Пятилетние сроки на Колыме в 1953 году имели только осужденные по местным процессам по бытовым статьям. Таких было очень немного. Им следователи просто поленились пришить, припаять пятьдесят восьмую. Иначе: лагерное дело было так убедительно, так по-бытовому ясно, что не надо было прибегать к старому, но грозному оружию пятьдесят восьмой статьи, статьи универсальной, не щадящей ни пола, ни возраста. Заключенный, отбывший срок по пятьдесят восьмой и оставленный на вечное поселение, ловчил, чтобы его снова закурочили, но по всеми уважаемой – людьми, богом и государством – краже, растрате. Словом, поймавший срок по бытовой статье отнюдь не грустил.
Колыма была лагерем рецидива не только политического, но и уголовного.
Верх юридического совершенства сталинского времени – в этом сходились две школы, два полюса уголовного права – Крыленко и Вышинского – заключался в «амальгамах», в склеивании двух преступлений – уголовного и политического.
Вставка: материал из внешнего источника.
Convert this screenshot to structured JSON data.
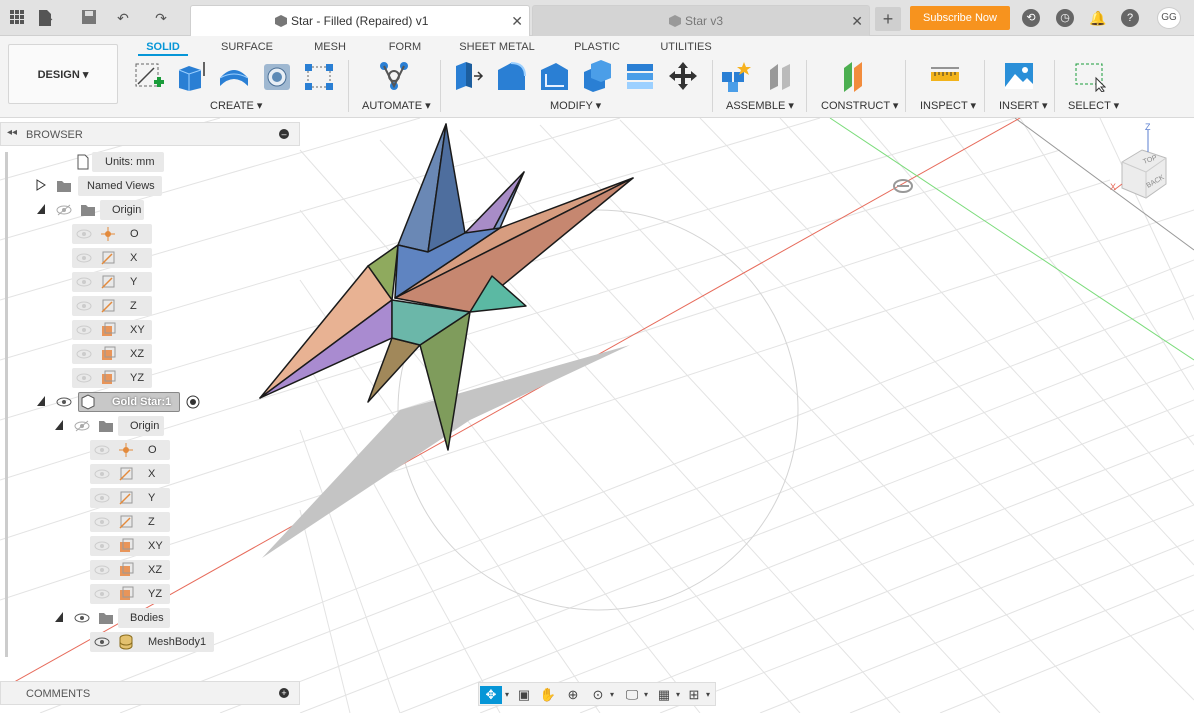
{
  "titlebar": {
    "tabs": [
      {
        "label": "Star - Filled (Repaired) v1",
        "active": true
      },
      {
        "label": "Star v3",
        "active": false
      }
    ],
    "subscribe_label": "Subscribe Now",
    "user_initials": "GG",
    "brand_color": "#f7931e"
  },
  "toolbar": {
    "design_label": "DESIGN ▾",
    "workspace_tabs": [
      "SOLID",
      "SURFACE",
      "MESH",
      "FORM",
      "SHEET METAL",
      "PLASTIC",
      "UTILITIES"
    ],
    "active_tab": "SOLID",
    "groups": [
      "CREATE ▾",
      "AUTOMATE ▾",
      "MODIFY ▾",
      "ASSEMBLE ▾",
      "CONSTRUCT ▾",
      "INSPECT ▾",
      "INSERT ▾",
      "SELECT ▾"
    ],
    "accent_color": "#0696d7"
  },
  "browser": {
    "title": "BROWSER",
    "units": "Units: mm",
    "named_views": "Named Views",
    "origin": "Origin",
    "origin_items": [
      "O",
      "X",
      "Y",
      "Z",
      "XY",
      "XZ",
      "YZ"
    ],
    "component": "Gold Star:1",
    "component_origin": "Origin",
    "component_origin_items": [
      "O",
      "X",
      "Y",
      "Z",
      "XY",
      "XZ",
      "YZ"
    ],
    "bodies": "Bodies",
    "body": "MeshBody1"
  },
  "comments": {
    "title": "COMMENTS"
  },
  "viewcube": {
    "top": "TOP",
    "back": "BACK",
    "axis_z": "Z",
    "axis_x": "X"
  }
}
И Литвинов в своем знаменитом интервью о том, что в СССР политических заключенных нет, а есть государственные преступники, – Литвинов только повторял Вышинского.
Найти и приписать уголовщину чистому политику – и было сутью «амальгамы».
Формально же Колыма – спецлагерь, как Дахау, для рецидива – равно уголовного и политического. Их и содержали вместе. По указанию сверху. По принципиальному теоретическому указанию сверху, отказчиков-уголовников Гаранин превратил из друзей во врагов народа и судил их за саботаж по 58-й, пункт 14.
Так было всего полезней. Наиболее крупных блатарей в тридцать восьмом году расстреливали, поменьше – дали за отказы пятнадцать, двадцать, двадцать пять лет. Их поместили вместе с фраерами – пятьдесят восьмой статьей, давая блатарям возможность жить в комфорте.
Гаранин вовсе не был поклонником уголовщины. Возня с рецидивом была манией Берзина. Наследство Берзина было пересмотрено Гараниным и в этом отношении.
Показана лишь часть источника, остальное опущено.